Mas esse efeito benéfico ficou no passado, de acordo com os estudos do economista Marcelo Neri, chefe do Centro de Políticas Sociais da Fundação Getulio Vargas (FGV). Ele usou indicadores diferentes de Saboia.
Enquanto o economista da UFRJ usou a Pesquisa Nacional por Amostra de Domicílios (Pnad), com abrangência nacional, mas com periodicidade anual, Neri lançou mão de dados da Pesquisa Mensal de Emprego (PME), restrita a seis regiões metropolitanas, mas divulgada todo o mês pelo IBGE: — Desde 2004, o mínimo não tem impacto na redistribuição de renda no mercado de trabalho.
Para ele, o grande instrumento de combate à desigualdade é o Bolsa Família. Ele cita o custo fiscal do mínimo, que é o indexador das aposentadorias e pensões do INSS e do benefício de prestação continuada (a concessão de um salário mínimo pela União aos que têm mais de 65 anos ou deficientes com renda familiar per capita) inferior a um quarto de um salário.
— O efeito do aumento do mínimo se dissipou ao longo do tempo, conforme ele foi aumentando de valor.
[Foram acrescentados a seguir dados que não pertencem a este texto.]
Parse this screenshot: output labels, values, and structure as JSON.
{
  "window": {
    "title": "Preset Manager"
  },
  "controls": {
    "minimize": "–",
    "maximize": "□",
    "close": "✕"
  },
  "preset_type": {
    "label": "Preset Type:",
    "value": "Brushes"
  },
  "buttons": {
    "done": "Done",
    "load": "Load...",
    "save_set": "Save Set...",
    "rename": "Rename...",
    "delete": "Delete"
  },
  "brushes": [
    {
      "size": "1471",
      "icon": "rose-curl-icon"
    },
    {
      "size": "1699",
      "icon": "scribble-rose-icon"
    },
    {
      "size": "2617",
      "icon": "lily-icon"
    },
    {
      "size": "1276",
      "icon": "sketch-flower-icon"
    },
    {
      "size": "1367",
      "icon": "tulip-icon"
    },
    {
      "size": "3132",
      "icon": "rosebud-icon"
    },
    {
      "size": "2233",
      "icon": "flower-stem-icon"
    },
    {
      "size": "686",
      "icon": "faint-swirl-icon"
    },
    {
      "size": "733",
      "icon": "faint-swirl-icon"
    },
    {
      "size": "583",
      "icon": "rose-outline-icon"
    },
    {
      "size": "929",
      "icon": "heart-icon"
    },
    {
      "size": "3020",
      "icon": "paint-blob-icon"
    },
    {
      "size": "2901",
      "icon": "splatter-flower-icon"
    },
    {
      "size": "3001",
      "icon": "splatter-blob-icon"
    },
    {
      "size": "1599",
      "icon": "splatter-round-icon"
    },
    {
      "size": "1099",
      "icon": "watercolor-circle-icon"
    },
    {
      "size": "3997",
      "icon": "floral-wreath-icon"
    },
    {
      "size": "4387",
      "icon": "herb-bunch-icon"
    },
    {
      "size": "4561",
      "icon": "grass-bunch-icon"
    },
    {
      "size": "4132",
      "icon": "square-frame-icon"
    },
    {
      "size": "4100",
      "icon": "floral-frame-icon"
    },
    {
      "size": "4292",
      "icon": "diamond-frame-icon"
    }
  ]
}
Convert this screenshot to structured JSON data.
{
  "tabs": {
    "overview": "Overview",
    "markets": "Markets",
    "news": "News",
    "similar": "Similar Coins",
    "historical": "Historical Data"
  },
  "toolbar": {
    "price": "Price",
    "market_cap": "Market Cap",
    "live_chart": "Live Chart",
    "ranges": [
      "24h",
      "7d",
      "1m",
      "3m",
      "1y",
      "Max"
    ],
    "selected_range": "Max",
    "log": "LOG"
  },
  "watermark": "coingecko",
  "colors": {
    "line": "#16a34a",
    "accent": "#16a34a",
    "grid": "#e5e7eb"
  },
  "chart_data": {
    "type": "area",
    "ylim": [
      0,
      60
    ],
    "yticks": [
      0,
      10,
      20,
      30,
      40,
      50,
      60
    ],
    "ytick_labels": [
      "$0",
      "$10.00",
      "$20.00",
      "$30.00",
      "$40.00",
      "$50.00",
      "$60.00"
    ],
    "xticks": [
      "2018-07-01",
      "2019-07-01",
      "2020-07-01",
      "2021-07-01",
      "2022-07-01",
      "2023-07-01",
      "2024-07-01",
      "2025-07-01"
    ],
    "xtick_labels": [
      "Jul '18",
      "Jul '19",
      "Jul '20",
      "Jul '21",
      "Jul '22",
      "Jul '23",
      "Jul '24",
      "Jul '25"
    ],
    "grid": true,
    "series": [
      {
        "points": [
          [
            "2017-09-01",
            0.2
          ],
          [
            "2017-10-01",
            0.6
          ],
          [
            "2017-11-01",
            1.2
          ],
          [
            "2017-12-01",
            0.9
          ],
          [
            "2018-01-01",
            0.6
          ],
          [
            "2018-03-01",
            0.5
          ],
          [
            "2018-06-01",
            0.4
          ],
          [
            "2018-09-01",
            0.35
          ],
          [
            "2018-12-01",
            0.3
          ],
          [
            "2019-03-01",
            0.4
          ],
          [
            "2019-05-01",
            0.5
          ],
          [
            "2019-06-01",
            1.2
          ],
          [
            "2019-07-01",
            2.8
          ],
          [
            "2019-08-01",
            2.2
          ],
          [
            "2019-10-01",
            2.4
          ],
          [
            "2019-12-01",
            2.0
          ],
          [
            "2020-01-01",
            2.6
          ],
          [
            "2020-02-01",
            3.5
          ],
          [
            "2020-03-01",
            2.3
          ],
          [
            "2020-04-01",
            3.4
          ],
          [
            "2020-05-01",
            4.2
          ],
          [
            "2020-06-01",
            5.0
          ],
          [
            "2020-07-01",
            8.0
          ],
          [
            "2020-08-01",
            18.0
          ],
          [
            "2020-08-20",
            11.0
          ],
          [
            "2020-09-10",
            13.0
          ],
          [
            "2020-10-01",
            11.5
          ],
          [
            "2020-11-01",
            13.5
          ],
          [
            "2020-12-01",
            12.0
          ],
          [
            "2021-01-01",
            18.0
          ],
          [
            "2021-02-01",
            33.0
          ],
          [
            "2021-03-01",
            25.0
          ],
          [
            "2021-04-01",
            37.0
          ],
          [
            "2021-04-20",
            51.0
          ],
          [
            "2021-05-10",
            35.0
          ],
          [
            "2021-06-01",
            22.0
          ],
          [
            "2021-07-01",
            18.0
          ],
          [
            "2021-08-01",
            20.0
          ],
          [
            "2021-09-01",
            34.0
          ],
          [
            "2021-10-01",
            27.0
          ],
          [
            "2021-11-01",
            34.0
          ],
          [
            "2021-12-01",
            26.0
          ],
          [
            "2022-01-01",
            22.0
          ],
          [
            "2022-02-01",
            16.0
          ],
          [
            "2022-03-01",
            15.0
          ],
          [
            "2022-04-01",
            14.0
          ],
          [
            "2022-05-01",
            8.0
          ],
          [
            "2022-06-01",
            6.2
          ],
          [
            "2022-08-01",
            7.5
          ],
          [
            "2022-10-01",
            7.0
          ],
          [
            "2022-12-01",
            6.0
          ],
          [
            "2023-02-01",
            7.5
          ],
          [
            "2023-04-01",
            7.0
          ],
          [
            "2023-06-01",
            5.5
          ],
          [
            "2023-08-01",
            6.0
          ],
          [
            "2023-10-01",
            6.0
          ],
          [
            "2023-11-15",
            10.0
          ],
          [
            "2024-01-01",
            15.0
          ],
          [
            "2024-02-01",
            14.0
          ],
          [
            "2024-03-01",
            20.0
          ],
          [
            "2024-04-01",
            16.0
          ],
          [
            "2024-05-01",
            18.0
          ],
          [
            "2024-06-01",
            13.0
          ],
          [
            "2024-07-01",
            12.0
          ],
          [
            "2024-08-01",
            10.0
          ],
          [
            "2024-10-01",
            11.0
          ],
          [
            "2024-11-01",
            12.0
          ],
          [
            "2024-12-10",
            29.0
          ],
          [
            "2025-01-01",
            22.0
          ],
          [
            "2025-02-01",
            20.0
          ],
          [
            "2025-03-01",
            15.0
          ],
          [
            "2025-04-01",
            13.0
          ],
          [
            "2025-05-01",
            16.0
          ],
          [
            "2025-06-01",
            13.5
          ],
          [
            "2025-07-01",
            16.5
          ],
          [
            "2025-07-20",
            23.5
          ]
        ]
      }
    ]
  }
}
Há conseqüências importantes com aumento da informalidade e do desemprego. Favorecer o miolo da distribuição de renda, com o mínimo, tem um custo fiscal muito alto, o que pode reduzir o crescimento econômico — diz Neri.
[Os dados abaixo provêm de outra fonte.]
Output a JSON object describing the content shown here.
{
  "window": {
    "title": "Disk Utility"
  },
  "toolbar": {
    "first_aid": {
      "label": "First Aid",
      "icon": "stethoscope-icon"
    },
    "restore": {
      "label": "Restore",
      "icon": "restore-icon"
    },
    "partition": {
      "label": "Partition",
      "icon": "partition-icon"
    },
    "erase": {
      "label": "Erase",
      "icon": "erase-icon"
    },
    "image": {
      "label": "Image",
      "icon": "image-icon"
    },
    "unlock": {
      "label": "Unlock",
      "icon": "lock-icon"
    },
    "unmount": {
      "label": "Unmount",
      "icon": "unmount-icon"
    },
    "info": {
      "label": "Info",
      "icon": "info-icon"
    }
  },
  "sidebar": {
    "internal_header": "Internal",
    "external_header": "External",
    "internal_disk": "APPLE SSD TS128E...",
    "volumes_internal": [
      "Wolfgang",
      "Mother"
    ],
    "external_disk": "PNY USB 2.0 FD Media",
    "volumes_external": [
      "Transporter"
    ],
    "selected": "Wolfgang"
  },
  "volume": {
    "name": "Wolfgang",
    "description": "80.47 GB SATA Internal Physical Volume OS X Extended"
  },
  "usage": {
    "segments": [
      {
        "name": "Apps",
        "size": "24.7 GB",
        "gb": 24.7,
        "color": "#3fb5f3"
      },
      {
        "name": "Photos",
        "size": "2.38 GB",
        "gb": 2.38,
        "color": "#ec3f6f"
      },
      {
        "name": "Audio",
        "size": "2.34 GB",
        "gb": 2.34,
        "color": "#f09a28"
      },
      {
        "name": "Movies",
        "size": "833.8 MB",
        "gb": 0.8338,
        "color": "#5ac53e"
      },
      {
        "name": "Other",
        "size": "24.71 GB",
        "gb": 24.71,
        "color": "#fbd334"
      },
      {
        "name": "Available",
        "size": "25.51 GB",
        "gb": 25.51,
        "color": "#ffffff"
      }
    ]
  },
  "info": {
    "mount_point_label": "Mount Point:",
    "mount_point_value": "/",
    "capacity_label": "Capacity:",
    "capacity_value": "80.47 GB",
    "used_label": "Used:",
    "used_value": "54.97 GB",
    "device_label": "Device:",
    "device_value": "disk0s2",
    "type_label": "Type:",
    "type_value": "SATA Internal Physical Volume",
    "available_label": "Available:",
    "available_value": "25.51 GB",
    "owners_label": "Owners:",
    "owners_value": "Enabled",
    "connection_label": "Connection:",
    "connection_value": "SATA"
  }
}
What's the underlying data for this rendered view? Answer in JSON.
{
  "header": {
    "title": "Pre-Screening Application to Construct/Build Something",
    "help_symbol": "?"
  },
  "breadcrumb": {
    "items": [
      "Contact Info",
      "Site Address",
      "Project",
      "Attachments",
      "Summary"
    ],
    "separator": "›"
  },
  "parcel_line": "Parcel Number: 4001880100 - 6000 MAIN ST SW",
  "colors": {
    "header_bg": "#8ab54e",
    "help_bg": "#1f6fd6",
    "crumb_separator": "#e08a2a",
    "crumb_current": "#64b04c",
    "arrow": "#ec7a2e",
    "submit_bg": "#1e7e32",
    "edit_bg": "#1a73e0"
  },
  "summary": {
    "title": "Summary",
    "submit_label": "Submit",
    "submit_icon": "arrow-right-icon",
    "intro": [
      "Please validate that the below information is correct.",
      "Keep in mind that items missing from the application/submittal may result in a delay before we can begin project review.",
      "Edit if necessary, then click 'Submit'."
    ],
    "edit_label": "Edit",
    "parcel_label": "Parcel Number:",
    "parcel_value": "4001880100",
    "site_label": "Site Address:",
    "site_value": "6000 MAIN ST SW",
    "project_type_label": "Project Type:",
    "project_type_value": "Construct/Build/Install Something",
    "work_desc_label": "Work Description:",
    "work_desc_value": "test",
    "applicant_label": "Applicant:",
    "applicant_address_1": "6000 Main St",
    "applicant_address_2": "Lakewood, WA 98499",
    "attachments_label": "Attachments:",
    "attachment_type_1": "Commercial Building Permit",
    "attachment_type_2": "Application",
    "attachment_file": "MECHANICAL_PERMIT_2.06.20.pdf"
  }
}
Para Saboia, os benefícios nas famílias é claro e a manutenção dessa política de valorização continuará a reduzir a desigualdade.
A fórmula de repor a inflação e dar aumento real de acordo com o crescimento da economia é aprovada por ele.
— O peso do mínimo na redistribuição de renda vem diminuindo, mas ainda é muito importante. Essa fórmula é boa para fugir das oscilações políticas de como vêm sendo tratados os reajustes do mínimo.
Aos 21 anos, Bruno de Oliveira Saturnino trabalha desde os 14 anos, mas nunca viu sua carteira assinada. E um mínimo virá em boa hora, principalmente pela chegada em breve do primeiro filho.
— Quero casar e fazer faculdade de jornalismo: preciso me empregar logo — disse Saturnino, enquanto esperava sua vez na Central de Apoio ao Trabalhador, em São Cristóvão.